Last updated
How Text Is Stored as Binary
Every character you type is stored in memory as a number, and that number is stored as binary. The mapping from characters to numbers is defined by a character encoding standard. The most common is ASCII (American Standard Code for Information Interchange), which maps 128 characters to 7-bit numbers (0–127). Modern systems use UTF-8, which is backward-compatible with ASCII for the first 128 characters but can encode over 1 million Unicode characters using 1–4 bytes per character.
ASCII Binary Reference
| Character | Decimal | Binary (8-bit) |
|---|---|---|
| Space | 32 | 0010 0000 |
| A | 65 | 0100 0001 |
| Z | 90 | 0101 1010 |
| a | 97 | 0110 0001 |
| z | 122 | 0111 1010 |
| 0 | 48 | 0011 0000 |
| 9 | 57 | 0011 1001 |
| ! | 33 | 0010 0001 |
Decoding "Hello" from Binary
The word "Hello" in binary (8 bits per character, space-separated):
01001000 = 72 = 'H'
01100101 = 101 = 'e'
01101100 = 108 = 'l'
01101100 = 108 = 'l'
01101111 = 111 = 'o'
Result: Hello
JavaScript: Text ↔ Binary
// Text to binary
function textToBinary(str) {
return str.split('').map(char =>
char.charCodeAt(0).toString(2).padStart(8, '0')
).join(' ');
}
// Binary to text
function binaryToText(binary) {
return binary.trim().split(/\s+/).map(byte =>
String.fromCharCode(parseInt(byte, 2))
).join('');
}
console.log(textToBinary('Hi'));
// → "01001000 01101001"
console.log(binaryToText('01001000 01101001'));
// → "Hi"
UTF-8 and Multi-Byte Characters
For characters outside the ASCII range, UTF-8 uses multiple bytes.
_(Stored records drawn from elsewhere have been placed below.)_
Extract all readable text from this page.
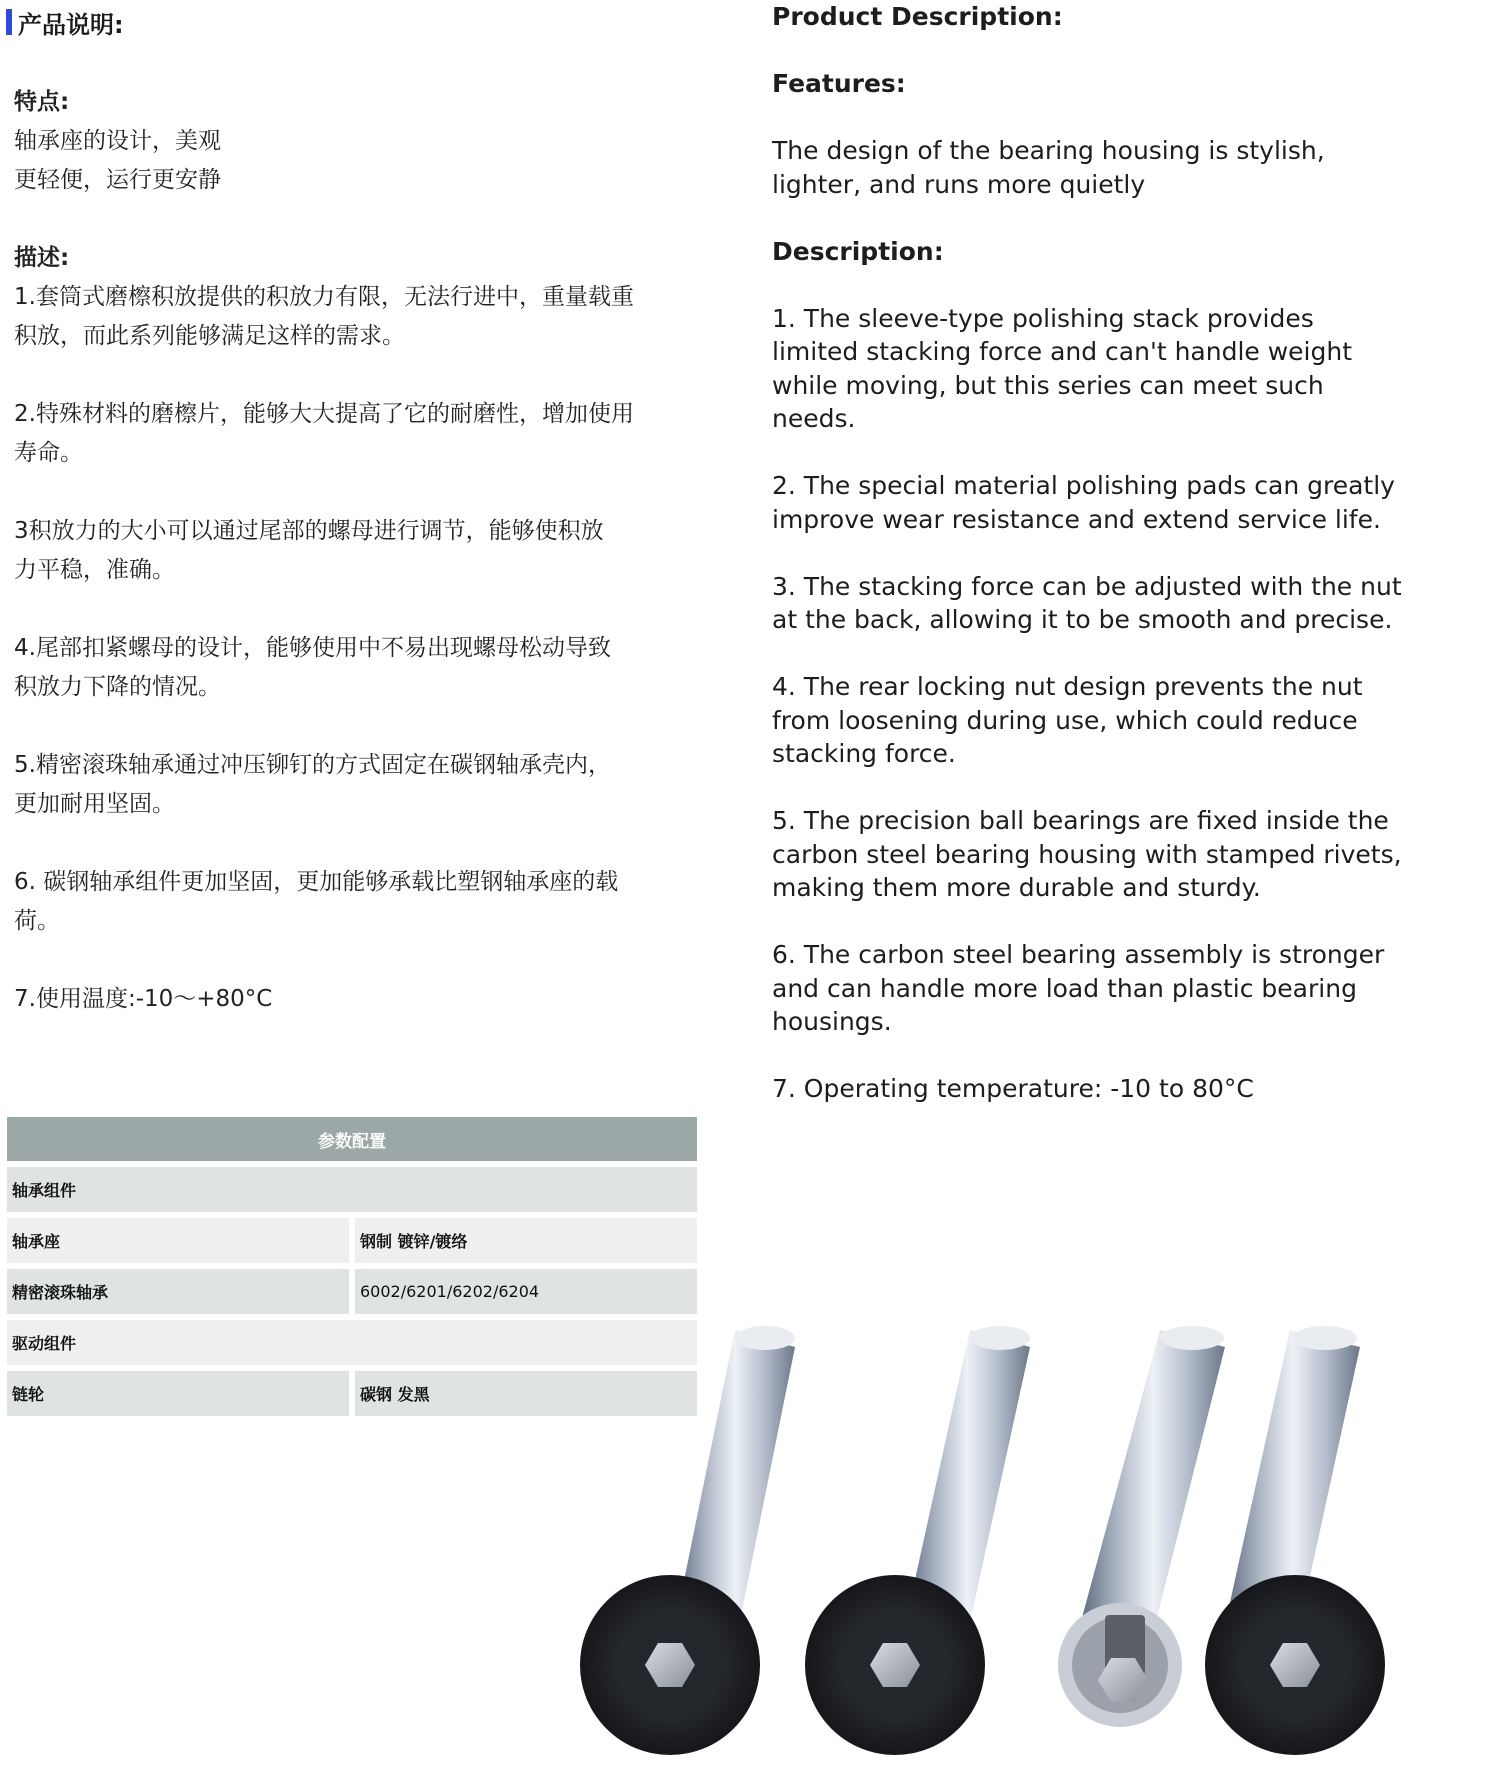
产品说明:

特点:

轴承座的设计，美观

更轻便，运行更安静

描述:

1.套筒式磨檫积放提供的积放力有限，无法行进中，重量载重

积放，而此系列能够满足这样的需求。

2.特殊材料的磨檫片，能够大大提高了它的耐磨性，增加使用

寿命。

3积放力的大小可以通过尾部的螺母进行调节，能够使积放

力平稳，准确。

4.尾部扣紧螺母的设计，能够使用中不易出现螺母松动导致

积放力下降的情况。

5.精密滚珠轴承通过冲压铆钉的方式固定在碳钢轴承壳内，

更加耐用坚固。

6. 碳钢轴承组件更加坚固，更加能够承载比塑钢轴承座的载

荷。

7.使用温度:-10～+80°C

Product Description:

Features:

The design of the bearing housing is stylish,

lighter, and runs more quietly

Description:

1. The sleeve-type polishing stack provides

limited stacking force and can't handle weight

while moving, but this series can meet such

needs.

2. The special material polishing pads can greatly

improve wear resistance and extend service life.

3. The stacking force can be adjusted with the nut

at the back, allowing it to be smooth and precise.

4. The rear locking nut design prevents the nut

from loosening during use, which could reduce

stacking force.

5. The precision ball bearings are fixed inside the

carbon steel bearing housing with stamped rivets,

making them more durable and sturdy.

6. The carbon steel bearing assembly is stronger

and can handle more load than plastic bearing

housings.

7. Operating temperature: -10 to 80°C

参数配置
轴承组件
轴承座	钢制 镀锌/镀络
精密滚珠轴承	6002/6201/6202/6204
驱动组件
链轮	碳钢 发黑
The euro sign € (U+20AC) encodes as 3 bytes: 0xE2 0x82 0xAC,
which in binary is 11100010 10000010 10101100.
Emoji like 😀 (U+1F600) use 4 bytes: 0xF0 0x9F 0x98 0x80.
This is why you can't simply split a UTF-8 binary string on every 8 bits to get characters —
you need to respect the multi-byte encoding boundaries.
The TextEncoder and TextDecoder Web APIs handle this correctly in browsers.